CHINESE SYNDROME: Chinese institutions have been largely absent from the TOP500 HPC rankings since 2023, when worsening US-China relations led Beijing to stop submitting its most capable systems to the list. Now, the Asian country is hitting back with a vengeance thanks to a brand-new supercomputer system ranked as the most powerful in the world.
The TOP500 project has unveiled the 67th edition of its biannual ranking of the world's most powerful high-performance computing (HPC) systems. Announced at the ISC 2026 conference in Hamburg, Germany, the new list marks the surprise debut of LineShine, a previously unannounced Chinese machine that enters straight at No. 1, becoming the officially acknowledged most powerful supercomputer on the planet.
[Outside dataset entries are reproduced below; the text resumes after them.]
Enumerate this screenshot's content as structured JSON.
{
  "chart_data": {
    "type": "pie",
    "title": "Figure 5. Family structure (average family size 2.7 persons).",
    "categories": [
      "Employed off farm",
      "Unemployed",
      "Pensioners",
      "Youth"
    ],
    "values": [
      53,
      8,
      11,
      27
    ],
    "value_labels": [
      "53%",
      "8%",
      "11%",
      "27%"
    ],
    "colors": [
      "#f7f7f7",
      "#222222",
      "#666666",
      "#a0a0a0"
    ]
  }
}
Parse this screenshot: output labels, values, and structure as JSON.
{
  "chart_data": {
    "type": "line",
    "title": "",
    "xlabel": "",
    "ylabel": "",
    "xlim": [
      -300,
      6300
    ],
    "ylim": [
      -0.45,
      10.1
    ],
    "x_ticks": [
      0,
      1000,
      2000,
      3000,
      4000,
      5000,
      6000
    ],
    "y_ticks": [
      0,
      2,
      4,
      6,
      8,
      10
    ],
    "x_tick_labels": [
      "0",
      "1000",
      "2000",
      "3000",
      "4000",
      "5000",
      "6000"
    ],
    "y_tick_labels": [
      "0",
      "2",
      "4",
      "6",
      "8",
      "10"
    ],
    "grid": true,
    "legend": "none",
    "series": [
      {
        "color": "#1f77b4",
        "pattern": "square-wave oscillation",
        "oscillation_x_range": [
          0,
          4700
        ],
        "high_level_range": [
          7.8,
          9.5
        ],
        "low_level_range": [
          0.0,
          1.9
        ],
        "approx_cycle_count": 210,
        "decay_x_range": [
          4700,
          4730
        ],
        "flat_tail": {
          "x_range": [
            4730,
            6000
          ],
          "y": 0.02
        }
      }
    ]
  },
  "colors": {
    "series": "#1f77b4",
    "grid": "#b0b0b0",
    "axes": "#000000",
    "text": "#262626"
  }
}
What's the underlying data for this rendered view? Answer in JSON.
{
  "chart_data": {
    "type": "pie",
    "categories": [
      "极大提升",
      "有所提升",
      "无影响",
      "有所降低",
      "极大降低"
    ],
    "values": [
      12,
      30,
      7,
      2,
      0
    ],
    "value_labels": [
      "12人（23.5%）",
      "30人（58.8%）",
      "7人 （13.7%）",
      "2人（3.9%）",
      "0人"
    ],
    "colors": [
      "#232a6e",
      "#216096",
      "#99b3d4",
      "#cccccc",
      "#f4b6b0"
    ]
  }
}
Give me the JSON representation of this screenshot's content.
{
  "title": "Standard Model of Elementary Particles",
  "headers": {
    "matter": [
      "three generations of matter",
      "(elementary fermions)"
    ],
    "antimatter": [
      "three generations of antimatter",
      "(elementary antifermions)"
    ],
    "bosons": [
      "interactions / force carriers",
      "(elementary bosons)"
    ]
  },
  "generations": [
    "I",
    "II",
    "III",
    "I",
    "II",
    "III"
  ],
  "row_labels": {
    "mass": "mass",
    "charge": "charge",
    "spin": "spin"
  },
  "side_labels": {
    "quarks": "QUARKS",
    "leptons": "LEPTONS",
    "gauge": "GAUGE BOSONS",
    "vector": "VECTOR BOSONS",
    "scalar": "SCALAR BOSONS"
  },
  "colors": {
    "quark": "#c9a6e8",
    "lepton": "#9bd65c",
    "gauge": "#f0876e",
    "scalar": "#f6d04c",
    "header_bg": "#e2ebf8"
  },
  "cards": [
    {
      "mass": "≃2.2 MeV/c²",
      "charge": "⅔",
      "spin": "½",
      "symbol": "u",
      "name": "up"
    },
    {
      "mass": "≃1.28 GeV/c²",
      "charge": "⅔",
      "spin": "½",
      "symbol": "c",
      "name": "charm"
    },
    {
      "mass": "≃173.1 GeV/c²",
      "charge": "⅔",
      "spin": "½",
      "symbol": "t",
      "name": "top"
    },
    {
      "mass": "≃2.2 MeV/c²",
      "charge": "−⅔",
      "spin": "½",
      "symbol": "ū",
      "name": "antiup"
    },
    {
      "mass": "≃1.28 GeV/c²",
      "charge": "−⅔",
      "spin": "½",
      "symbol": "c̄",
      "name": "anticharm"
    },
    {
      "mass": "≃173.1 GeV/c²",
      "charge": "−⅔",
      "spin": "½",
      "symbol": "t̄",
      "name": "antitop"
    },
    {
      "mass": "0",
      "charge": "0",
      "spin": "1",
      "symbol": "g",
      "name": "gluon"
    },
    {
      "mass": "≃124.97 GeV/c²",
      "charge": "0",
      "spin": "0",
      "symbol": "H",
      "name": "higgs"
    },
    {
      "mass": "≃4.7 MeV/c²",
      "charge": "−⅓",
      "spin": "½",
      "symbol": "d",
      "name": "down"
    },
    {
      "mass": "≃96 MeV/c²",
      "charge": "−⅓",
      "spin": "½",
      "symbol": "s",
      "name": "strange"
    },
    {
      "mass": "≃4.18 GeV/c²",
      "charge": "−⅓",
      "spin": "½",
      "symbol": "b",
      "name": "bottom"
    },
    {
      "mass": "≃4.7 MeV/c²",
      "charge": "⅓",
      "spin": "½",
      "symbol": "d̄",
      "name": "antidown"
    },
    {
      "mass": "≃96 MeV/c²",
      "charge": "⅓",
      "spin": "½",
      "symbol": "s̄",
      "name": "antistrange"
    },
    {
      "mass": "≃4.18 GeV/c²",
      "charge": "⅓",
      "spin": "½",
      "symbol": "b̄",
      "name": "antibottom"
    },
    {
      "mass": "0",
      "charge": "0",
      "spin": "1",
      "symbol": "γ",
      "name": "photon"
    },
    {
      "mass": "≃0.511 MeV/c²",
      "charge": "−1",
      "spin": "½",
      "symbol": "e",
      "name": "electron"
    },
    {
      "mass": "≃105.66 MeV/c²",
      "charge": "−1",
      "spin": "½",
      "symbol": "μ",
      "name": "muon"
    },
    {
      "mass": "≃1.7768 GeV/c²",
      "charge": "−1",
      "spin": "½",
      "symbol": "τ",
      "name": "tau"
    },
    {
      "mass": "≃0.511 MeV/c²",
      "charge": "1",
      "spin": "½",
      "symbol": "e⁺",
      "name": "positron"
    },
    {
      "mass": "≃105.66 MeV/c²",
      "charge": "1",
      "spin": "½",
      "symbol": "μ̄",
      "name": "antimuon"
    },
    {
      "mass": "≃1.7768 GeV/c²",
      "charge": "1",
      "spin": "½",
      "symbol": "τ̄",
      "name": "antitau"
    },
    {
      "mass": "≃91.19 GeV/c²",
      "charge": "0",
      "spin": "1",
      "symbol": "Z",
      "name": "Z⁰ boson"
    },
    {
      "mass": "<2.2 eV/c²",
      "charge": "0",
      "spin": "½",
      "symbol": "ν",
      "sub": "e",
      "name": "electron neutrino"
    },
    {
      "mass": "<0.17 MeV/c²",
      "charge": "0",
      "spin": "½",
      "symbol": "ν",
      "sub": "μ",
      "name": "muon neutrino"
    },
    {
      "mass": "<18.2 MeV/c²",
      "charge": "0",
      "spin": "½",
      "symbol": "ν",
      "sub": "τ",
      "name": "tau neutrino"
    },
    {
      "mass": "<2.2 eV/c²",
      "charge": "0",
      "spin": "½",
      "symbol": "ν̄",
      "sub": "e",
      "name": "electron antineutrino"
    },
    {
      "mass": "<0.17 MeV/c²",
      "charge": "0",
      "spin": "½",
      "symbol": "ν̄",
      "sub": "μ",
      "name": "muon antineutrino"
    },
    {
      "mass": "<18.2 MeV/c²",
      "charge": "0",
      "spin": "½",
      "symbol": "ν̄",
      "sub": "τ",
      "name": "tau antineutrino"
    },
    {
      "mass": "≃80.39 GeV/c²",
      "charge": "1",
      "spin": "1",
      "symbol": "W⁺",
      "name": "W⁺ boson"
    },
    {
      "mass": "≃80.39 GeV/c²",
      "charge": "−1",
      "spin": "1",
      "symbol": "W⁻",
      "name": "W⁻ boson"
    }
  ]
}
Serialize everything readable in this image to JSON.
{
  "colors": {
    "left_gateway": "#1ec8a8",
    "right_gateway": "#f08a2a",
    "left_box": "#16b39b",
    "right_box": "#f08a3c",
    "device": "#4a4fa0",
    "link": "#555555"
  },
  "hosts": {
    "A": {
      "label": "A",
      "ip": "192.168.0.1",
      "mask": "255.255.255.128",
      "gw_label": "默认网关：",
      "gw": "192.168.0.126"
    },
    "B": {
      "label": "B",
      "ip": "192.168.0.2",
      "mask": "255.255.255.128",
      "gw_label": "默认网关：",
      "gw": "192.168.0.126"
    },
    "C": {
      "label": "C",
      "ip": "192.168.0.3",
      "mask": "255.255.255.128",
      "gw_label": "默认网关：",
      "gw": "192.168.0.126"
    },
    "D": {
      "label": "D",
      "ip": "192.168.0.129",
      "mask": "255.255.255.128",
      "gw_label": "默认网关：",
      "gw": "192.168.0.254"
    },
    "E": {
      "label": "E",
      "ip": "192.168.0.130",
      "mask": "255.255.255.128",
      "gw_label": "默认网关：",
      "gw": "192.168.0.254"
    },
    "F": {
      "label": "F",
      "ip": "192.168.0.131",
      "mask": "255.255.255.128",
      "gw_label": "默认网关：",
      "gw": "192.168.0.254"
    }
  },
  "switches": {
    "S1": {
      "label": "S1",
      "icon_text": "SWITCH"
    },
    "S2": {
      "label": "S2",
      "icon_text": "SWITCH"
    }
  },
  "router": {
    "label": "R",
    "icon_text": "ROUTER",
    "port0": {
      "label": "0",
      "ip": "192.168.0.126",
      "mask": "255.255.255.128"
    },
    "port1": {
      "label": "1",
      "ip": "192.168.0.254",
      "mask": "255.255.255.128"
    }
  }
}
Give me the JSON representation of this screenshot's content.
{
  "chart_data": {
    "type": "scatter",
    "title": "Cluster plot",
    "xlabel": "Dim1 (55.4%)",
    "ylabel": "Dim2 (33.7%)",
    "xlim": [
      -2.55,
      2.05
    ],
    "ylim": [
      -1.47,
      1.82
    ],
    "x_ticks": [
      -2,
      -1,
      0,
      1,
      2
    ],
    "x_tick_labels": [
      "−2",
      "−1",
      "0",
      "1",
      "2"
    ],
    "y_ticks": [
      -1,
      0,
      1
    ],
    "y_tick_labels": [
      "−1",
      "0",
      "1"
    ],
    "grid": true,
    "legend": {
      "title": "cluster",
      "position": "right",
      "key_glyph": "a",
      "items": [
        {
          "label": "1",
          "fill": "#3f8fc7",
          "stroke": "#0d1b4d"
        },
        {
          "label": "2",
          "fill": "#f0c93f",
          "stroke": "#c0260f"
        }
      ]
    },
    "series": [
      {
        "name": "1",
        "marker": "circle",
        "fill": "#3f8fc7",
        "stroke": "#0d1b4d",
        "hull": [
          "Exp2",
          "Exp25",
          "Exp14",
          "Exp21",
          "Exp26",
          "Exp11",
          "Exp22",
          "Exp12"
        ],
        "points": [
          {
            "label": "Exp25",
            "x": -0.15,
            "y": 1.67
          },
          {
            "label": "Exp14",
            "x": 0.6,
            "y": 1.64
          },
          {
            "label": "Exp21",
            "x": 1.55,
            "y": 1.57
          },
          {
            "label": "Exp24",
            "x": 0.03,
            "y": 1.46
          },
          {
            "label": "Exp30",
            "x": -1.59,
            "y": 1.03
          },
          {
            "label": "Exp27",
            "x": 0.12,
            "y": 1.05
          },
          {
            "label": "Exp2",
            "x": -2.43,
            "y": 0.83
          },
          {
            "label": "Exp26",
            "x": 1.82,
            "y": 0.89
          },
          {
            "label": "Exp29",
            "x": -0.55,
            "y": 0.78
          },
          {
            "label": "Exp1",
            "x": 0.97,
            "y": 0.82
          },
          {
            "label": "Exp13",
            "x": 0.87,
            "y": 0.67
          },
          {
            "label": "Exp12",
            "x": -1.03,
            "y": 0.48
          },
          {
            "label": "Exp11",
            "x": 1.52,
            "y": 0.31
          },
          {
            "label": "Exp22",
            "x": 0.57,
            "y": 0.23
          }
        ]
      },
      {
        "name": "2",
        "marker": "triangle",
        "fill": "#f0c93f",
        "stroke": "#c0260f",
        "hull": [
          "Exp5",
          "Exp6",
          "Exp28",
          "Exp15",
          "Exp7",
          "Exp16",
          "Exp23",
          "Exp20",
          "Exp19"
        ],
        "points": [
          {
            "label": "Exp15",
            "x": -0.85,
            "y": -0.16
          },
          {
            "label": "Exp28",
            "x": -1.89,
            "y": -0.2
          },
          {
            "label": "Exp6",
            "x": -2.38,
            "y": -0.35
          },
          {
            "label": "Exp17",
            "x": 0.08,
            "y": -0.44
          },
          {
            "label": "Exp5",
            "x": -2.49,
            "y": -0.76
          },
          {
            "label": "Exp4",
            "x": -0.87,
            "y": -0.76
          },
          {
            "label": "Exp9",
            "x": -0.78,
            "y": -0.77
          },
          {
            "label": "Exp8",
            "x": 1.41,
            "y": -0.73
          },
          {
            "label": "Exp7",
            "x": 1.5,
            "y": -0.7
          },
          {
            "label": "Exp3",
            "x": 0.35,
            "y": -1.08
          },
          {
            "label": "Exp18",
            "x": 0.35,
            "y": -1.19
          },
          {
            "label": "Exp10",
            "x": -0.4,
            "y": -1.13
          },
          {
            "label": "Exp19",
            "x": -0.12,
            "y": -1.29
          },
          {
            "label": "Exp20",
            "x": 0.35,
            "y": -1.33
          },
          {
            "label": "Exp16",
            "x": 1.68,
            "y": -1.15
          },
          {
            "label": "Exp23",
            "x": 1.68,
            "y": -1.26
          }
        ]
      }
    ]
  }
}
LineShine posted a 2.198 Exaflop/s result on the High Performance Linpack (HPL) benchmark, which the TOP500 organization says represents roughly 80% of the system's theoretical peak performance of 2.736 Exaflop/s. It is the first HPC system in history to exceed two exaflops of sustained double-precision performance – and it achieved this milestone using an all-CPU design, with no GPU accelerators anywhere in the stack.
The system was installed at the National Supercomputing Centre in Shenzhen (NSCS) and built around the custom "LingKun" platform, using "LX2" processors thought to be designed by Huawei. The LX2 is based on the Armv9 architecture, with each chip integrating two compute dies (304 cores in total) plus eight on-package HBM stacks delivering 32 GB of high-bandwidth memory. The platform's 13.79 million computing cores are linked by the proprietary LingQi interconnect and run China's Kylin OS, a Linux-based operating system.